Suppose there are one trillion person-days if she wakes up once, and one trillion one if she wakes up twice. Specifically, her now, her on heads, and her on tails have three separate pieces of information.

The probability of being sleeping beauty on the day before the experiment is one in one trillion if the coin lands on heads, and one in one trillion one if it lands on tails. This gives an odds ration of 1.000000000001:1.

The probability of being sleeping beauty during the experiment is one in one trillion if the coin lands on heads, and two in one trillion one if it lands on tails (since there are then two days it could be). This gives an odds ratio of 1.000000000001:2.

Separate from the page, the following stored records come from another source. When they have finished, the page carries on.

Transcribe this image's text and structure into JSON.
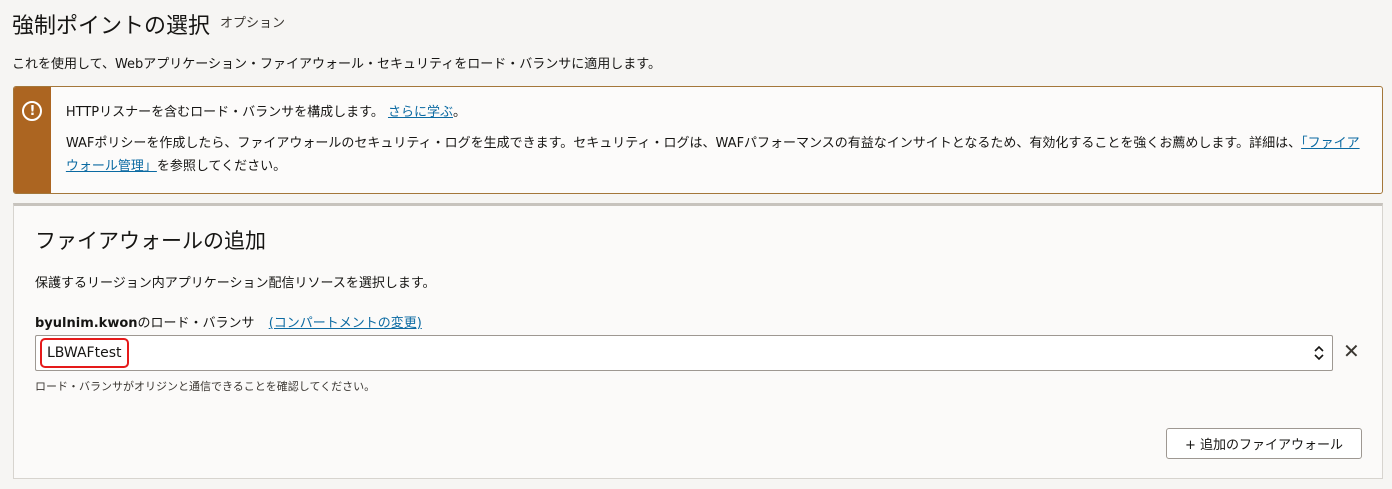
{
  "header": {
    "title": "強制ポイントの選択",
    "optional": "オプション",
    "description": "これを使用して、Webアプリケーション・ファイアウォール・セキュリティをロード・バランサに適用します。"
  },
  "warning": {
    "icon": "exclamation-circle-icon",
    "line1_text": "HTTPリスナーを含むロード・バランサを構成します。",
    "line1_link": "さらに学ぶ",
    "line1_end": "。",
    "line2_text": "WAFポリシーを作成したら、ファイアウォールのセキュリティ・ログを生成できます。セキュリティ・ログは、WAFパフォーマンスの有益なインサイトとなるため、有効化することを強くお薦めします。詳細は、",
    "line2_link": "「ファイアウォール管理」",
    "line2_end": "を参照してください。",
    "bar_color": "#ac6521"
  },
  "firewall_card": {
    "title": "ファイアウォールの追加",
    "description": "保護するリージョン内アプリケーション配信リソースを選択します。",
    "field_label_user": "byulnim.kwon",
    "field_label_suffix": "のロード・バランサ",
    "change_compartment_link": "(コンパートメントの変更)",
    "selected_load_balancer": "LBWAFtest",
    "clear_symbol": "✕",
    "help_text": "ロード・バランサがオリジンと通信できることを確認してください。",
    "add_button_label": "+ 追加のファイアウォール"
  }
}
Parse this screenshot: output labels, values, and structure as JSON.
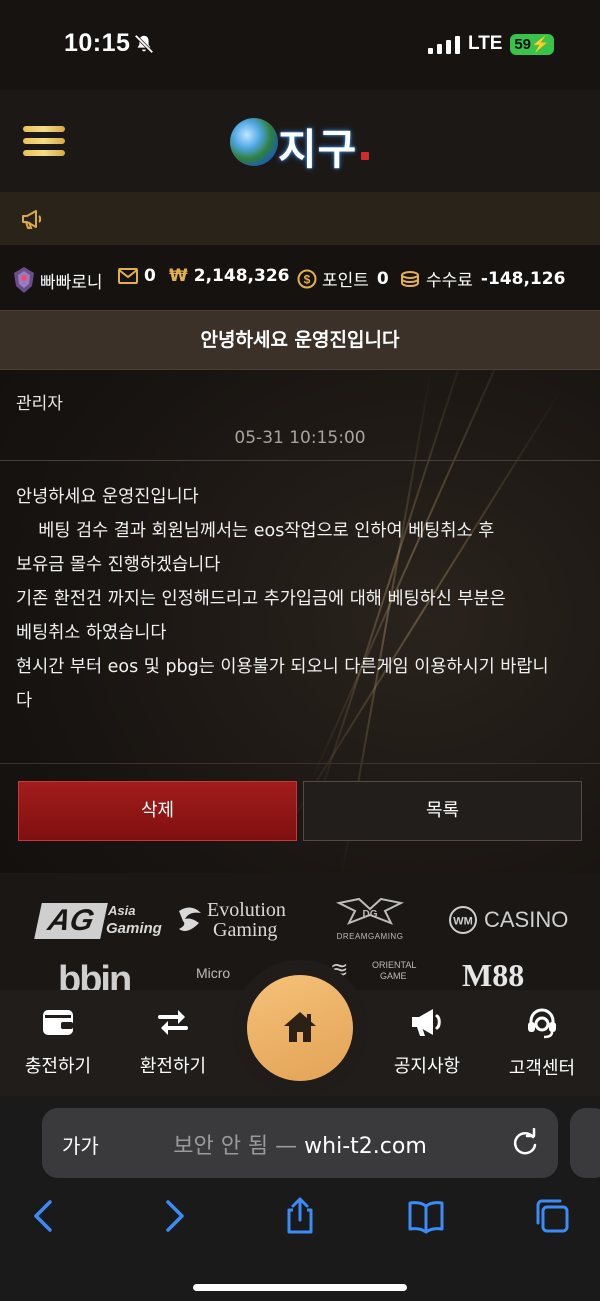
{
  "status_bar": {
    "time": "10:15",
    "network": "LTE",
    "battery": "59"
  },
  "header": {
    "logo_text": "지구"
  },
  "user": {
    "nickname": "빠빠로니",
    "messages": "0",
    "currency_symbol": "₩",
    "balance": "2,148,326",
    "points_label": "포인트",
    "points": "0",
    "fee_label": "수수료",
    "fee": "-148,126"
  },
  "post": {
    "title": "안녕하세요 운영진입니다",
    "author": "관리자",
    "date": "05-31 10:15:00",
    "body": "안녕하세요 운영진입니다\n    베팅 검수 결과 회원님께서는 eos작업으로 인하여 베팅취소 후\n보유금 몰수 진행하겠습니다\n기존 환전건 까지는 인정해드리고 추가입금에 대해 베팅하신 부분은\n베팅취소 하였습니다\n현시간 부터 eos 및 pbg는 이용불가 되오니 다른게임 이용하시기 바랍니\n다"
  },
  "buttons": {
    "delete": "삭제",
    "list": "목록"
  },
  "providers": {
    "ag_main": "AG",
    "ag_sub1": "Asia",
    "ag_sub2": "Gaming",
    "evo1": "Evolution",
    "evo2": "Gaming",
    "dream": "DREAMGAMING",
    "casino": "CASINO",
    "bbin": "bbin",
    "micro": "Micro",
    "oriental1": "ORIENTAL",
    "oriental2": "GAME",
    "m88": "M88"
  },
  "bottom_nav": [
    {
      "label": "충전하기",
      "icon": "wallet-icon"
    },
    {
      "label": "환전하기",
      "icon": "exchange-icon"
    },
    {
      "label": "",
      "icon": "home-icon"
    },
    {
      "label": "공지사항",
      "icon": "megaphone-icon"
    },
    {
      "label": "고객센터",
      "icon": "headset-icon"
    }
  ],
  "browser": {
    "aa": "가가",
    "security": "보안 안 됨 —",
    "domain": "whi-t2.com"
  },
  "colors": {
    "gold": "#e2b04d",
    "delete_red": "#9b1a1a",
    "home_orange": "#eeb066"
  }
}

Since her future self has different information, it makes perfect sense for her to make a different choice.

There is some disagreement on whether or not probability works that way. (This is technically not an understatement. Some people agree with me.) Suppose it doesn't.

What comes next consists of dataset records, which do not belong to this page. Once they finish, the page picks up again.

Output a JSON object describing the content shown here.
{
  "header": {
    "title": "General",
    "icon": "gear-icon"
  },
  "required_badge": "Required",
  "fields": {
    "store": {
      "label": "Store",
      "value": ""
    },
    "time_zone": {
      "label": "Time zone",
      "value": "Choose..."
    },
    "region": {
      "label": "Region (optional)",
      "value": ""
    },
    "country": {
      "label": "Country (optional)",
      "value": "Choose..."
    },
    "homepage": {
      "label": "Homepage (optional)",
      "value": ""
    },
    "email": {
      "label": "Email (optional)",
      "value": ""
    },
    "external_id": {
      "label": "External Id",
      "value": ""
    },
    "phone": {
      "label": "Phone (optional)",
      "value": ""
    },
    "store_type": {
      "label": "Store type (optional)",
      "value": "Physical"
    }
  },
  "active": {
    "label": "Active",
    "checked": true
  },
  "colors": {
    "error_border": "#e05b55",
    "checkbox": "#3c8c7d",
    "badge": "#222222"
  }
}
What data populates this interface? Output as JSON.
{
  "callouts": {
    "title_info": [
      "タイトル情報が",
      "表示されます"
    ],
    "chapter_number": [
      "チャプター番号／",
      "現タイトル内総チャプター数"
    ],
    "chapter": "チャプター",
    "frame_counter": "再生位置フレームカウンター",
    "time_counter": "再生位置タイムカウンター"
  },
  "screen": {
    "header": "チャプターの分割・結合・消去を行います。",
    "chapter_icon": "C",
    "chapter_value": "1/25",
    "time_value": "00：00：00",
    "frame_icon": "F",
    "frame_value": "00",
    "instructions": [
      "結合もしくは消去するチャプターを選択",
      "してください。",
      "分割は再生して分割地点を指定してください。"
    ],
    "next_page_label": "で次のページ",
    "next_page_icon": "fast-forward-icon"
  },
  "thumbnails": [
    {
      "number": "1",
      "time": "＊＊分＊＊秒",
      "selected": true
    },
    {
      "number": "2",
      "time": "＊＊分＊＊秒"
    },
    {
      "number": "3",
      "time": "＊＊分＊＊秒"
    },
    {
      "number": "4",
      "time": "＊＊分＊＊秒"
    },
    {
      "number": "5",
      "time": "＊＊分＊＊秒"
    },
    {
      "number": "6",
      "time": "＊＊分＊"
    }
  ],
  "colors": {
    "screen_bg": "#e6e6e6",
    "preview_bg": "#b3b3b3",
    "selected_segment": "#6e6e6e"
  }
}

Assuming Sleeping beauty experiences exactly the same thing both days, she will get no additional and relevant information.

If the experiences aren't exactly identical, she's twice as likely to have a given experience if she wakes up twice. For example, if she rolls a die each time she wakes up, there's a one in six chance of rolling a six at least once if she wakes up once, but a 11 in 36 chance if she wakes up twice.

Then by the temporal consistency axiom, this is indeed what her future copies will do.

They have information she doesn't.

Then let's improve the axiom to get rid of that potential issue. Change it to something like:

"If an agent at two different times has the same preferences, then the past version will never give up anything of value in order to change the conditional decision of its future version. Here, conditional decision means the mapping from information to decision."